Most of us enjoy the wonders of the internet.
At its best, the internet feels like sailing on a sea of energy coming out of so many brilliant photographers, writers, filmmakers, podcasters, comedians, journalists, and all manner of creatives.
But at its worst, the internet is a tsunami of hastags and cat videos.
Innumerable micro-bits of words, images, and video flood the internet. And the moment you pause to focus a single one, it washes on by.
It’s not that I don’t think digital communication spaces like this are relevant and useful. If I didn’t than I wouldn’t be here. It’s just that, like you, I struggle to reconcile the shear volume and convenience of information with my heart’s intention to soak in the enlightening bath of a single topic for an extended period.
Most of us want to find a way to live in this technological world with mental clarity and peace. But the more our attention chronically darts from this to that, the harder it becomes to understand things, change our minds, or open up to self-transcendent experience.
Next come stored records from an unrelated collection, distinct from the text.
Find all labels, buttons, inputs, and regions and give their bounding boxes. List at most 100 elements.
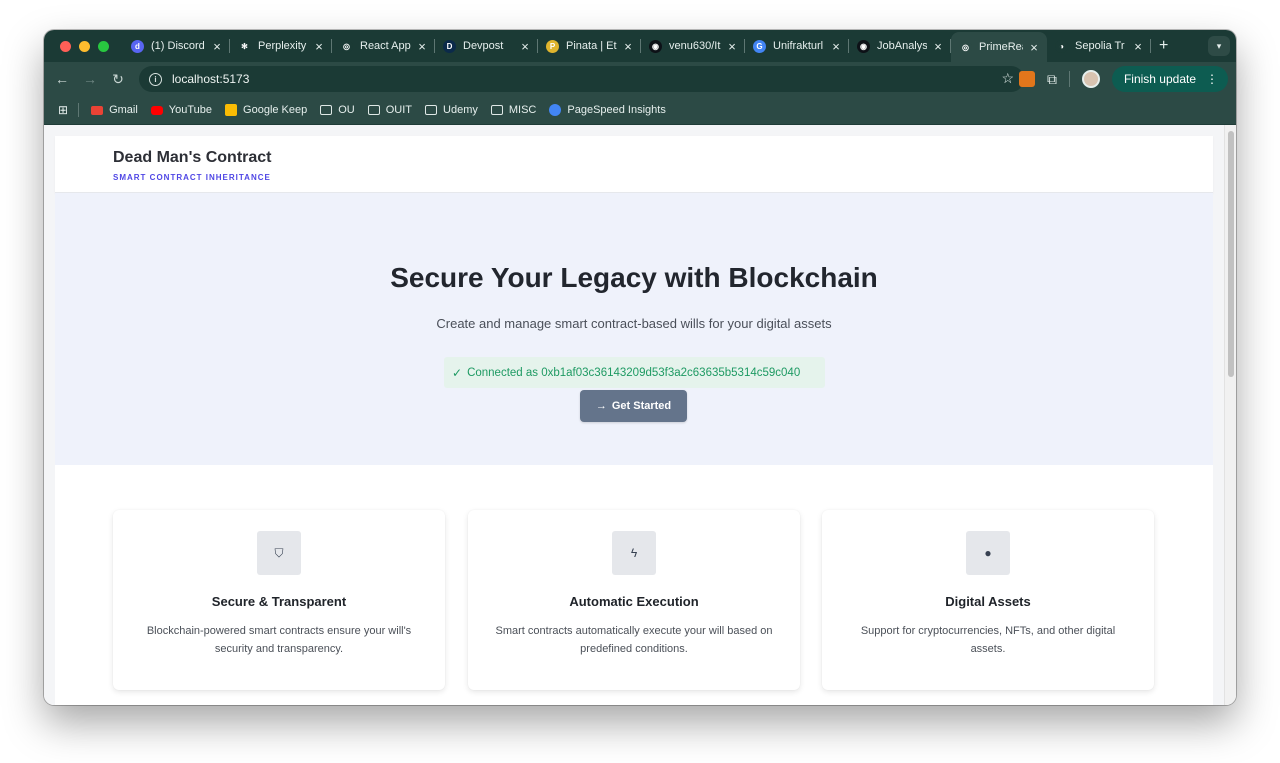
finish-update-button[interactable]: Finish update ⋮ — [1111, 66, 1228, 92]
new-tab-button[interactable]: + — [1159, 37, 1168, 55]
bookmark-item[interactable]: Google Keep — [225, 104, 307, 116]
wallet-connected-badge: ✓ Connected as 0xb1af03c36143209d53f3a2c… — [444, 357, 825, 388]
close-tab-icon[interactable]: × — [831, 39, 841, 54]
feature-card: ⛉ Secure & Transparent Blockchain-powere… — [113, 510, 445, 690]
browser-tab[interactable]: G Unifrakturl × — [745, 30, 849, 62]
close-tab-icon[interactable]: × — [520, 39, 530, 54]
tab-favicon-icon: G — [753, 39, 766, 53]
tab-title: Perplexity — [258, 40, 307, 52]
vertical-scrollbar[interactable] — [1224, 125, 1236, 705]
tab-favicon-icon: ◑ — [1055, 39, 1068, 53]
close-tab-icon[interactable]: × — [727, 39, 737, 54]
tab-favicon-icon: D — [443, 39, 456, 53]
folder-icon — [320, 105, 333, 115]
feature-description: Smart contracts automatically execute yo… — [495, 625, 773, 655]
bookmark-item[interactable]: YouTube — [150, 104, 213, 116]
close-tab-icon[interactable]: × — [1133, 39, 1143, 54]
browser-tab[interactable]: ◎ React App × — [332, 30, 435, 62]
bookmark-label: PageSpeed Insights — [567, 104, 666, 116]
browser-window: d (1) Discord × ✻ Perplexity × ◎ React App × D Dev… — [44, 30, 1236, 705]
url-text: localhost:5173 — [172, 72, 250, 86]
tab-favicon-icon: ◉ — [649, 39, 662, 53]
metamask-extension-icon[interactable] — [1018, 71, 1035, 87]
hero-subtitle: Create and manage smart contract-based w… — [436, 316, 832, 331]
close-tab-icon[interactable]: × — [933, 39, 943, 54]
check-icon: ✓ — [452, 365, 463, 380]
hero-section: Secure Your Legacy with Blockchain Creat… — [55, 193, 1213, 465]
feature-title: Automatic Execution — [569, 594, 699, 609]
reload-button[interactable]: ↻ — [104, 71, 132, 88]
maximize-window-button[interactable] — [98, 40, 109, 52]
page-viewport: Dead Man's Contract SMART CONTRACT INHER… — [44, 125, 1236, 705]
bookmark-item[interactable]: MISC — [490, 104, 536, 116]
back-button[interactable]: ← — [48, 71, 76, 87]
get-started-button[interactable]: → Get Started — [580, 390, 687, 422]
tab-favicon-icon: d — [131, 39, 144, 53]
gmail-icon — [91, 105, 104, 115]
bookmark-item[interactable]: Gmail — [91, 104, 138, 116]
address-bar[interactable]: i localhost:5173 ☆ — [139, 66, 1024, 92]
bookmark-label: Gmail — [109, 104, 138, 116]
bookmark-list: Gmail YouTube Google Keep OU OUIT Udemy MISC Pa… — [91, 104, 679, 116]
tab-title: React App — [360, 40, 411, 52]
bookmark-star-icon[interactable]: ☆ — [1001, 70, 1014, 87]
close-tab-icon[interactable]: × — [1029, 40, 1039, 55]
close-window-button[interactable] — [60, 40, 71, 52]
tab-search-button[interactable]: ▾ — [1208, 36, 1230, 56]
toolbar-actions: ⧉ Finish update ⋮ — [1018, 66, 1228, 92]
window-controls — [60, 40, 109, 52]
site-tagline: SMART CONTRACT INHERITANCE — [113, 173, 271, 182]
browser-tab[interactable]: ✻ Perplexity × — [230, 30, 332, 62]
bookmark-item[interactable]: OU — [320, 104, 355, 116]
tab-favicon-icon: ◎ — [340, 39, 353, 53]
browser-tab[interactable]: ◑ Sepolia Tr × — [1047, 30, 1151, 62]
browser-tab[interactable]: ◉ venu630/It × — [641, 30, 745, 62]
browser-tab[interactable]: D Devpost × — [435, 30, 538, 62]
minimize-window-button[interactable] — [79, 40, 90, 52]
finish-update-label: Finish update — [1123, 72, 1196, 86]
feature-card: ϟ Automatic Execution Smart contracts au… — [468, 510, 800, 690]
tab-title: venu630/It — [669, 40, 721, 52]
extensions-icon[interactable]: ⧉ — [1047, 71, 1057, 88]
close-tab-icon[interactable]: × — [417, 39, 427, 54]
close-tab-icon[interactable]: × — [623, 39, 633, 54]
feature-title: Secure & Transparent — [211, 594, 347, 609]
site-info-icon[interactable]: i — [149, 72, 162, 86]
browser-tab[interactable]: d (1) Discord × — [123, 30, 230, 62]
bookmark-label: YouTube — [168, 104, 213, 116]
tab-favicon-icon: P — [546, 39, 559, 53]
app-page: Dead Man's Contract SMART CONTRACT INHER… — [55, 136, 1213, 705]
youtube-icon — [150, 105, 163, 115]
bookmark-item[interactable]: PageSpeed Insights — [549, 104, 666, 116]
tab-title: Pinata | Eth — [566, 40, 617, 52]
apps-grid-icon[interactable]: ⊞ — [58, 103, 68, 117]
close-tab-icon[interactable]: × — [212, 39, 222, 54]
bookmark-label: Google Keep — [243, 104, 308, 116]
profile-avatar[interactable] — [1081, 70, 1100, 88]
forward-button[interactable]: → — [76, 71, 104, 87]
hero-title: Secure Your Legacy with Blockchain — [390, 262, 878, 293]
pagespeed-icon — [549, 104, 562, 116]
bookmark-item[interactable]: Udemy — [425, 104, 478, 116]
scrollbar-thumb[interactable] — [1228, 131, 1234, 377]
browser-tab[interactable]: ◉ JobAnalysis × — [849, 30, 951, 62]
wallet-address-text: Connected as 0xb1af03c36143209d53f3a2c63… — [467, 366, 801, 379]
bolt-icon: ϟ — [612, 531, 656, 575]
folder-icon — [490, 105, 503, 115]
feature-title: Digital Assets — [945, 594, 1031, 609]
tab-strip: d (1) Discord × ✻ Perplexity × ◎ React App × D Dev… — [44, 30, 1236, 62]
shield-icon: ⛉ — [257, 531, 301, 575]
tab-favicon-icon: ✻ — [238, 39, 251, 53]
close-tab-icon[interactable]: × — [314, 39, 324, 54]
bitcoin-icon: ● — [966, 531, 1010, 575]
tab-title: Unifrakturl — [773, 40, 824, 52]
tab-favicon-icon: ◎ — [959, 40, 972, 54]
tab-title: JobAnalysis — [877, 40, 927, 52]
bookmark-item[interactable]: OUIT — [367, 104, 412, 116]
site-brand[interactable]: Dead Man's Contract — [113, 149, 272, 167]
folder-icon — [425, 105, 438, 115]
tab-list: d (1) Discord × ✻ Perplexity × ◎ React App × D Dev… — [123, 30, 1151, 62]
browser-tab[interactable]: P Pinata | Eth × — [538, 30, 641, 62]
browser-tab[interactable]: ◎ PrimeReact × — [951, 32, 1047, 62]
tab-favicon-icon: ◉ — [857, 39, 870, 53]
I worry that it’s just not possible to have your inner world expanded while mindlessly flicking through a stream of Facebook posts.
For many tech-savvy minds (myself included), long-form pieces—such as essays or documentaries—that were once standard in mass media, now feel like the droning on of an old professor. And it seems that the vintage vehicles of media, like print, still hold better space for an extended dive into a topic—at least at this point in human history. I personally find a hardcover book to be one of the most peaceful, mind-opening universes to explore. Staring into a glowing block of glass and silicone is just not the same.
It’s easy to blame the tech itself, and I’m not here to do that. We as its arbiters can decide how the internet should emerge in our lives. But I'm increasingly wary of my technology use. And I think it's unwise to start believing that the current media trend—Facebook, Twitter, etc.—is necessarily the final word on how our new digital media landscape will (or should) look. Given the rise of fake news, our shorter attention spans, increased anxiety among young people, and potential unknown side effects of this type of media, I think we have some digital soul-searching to do.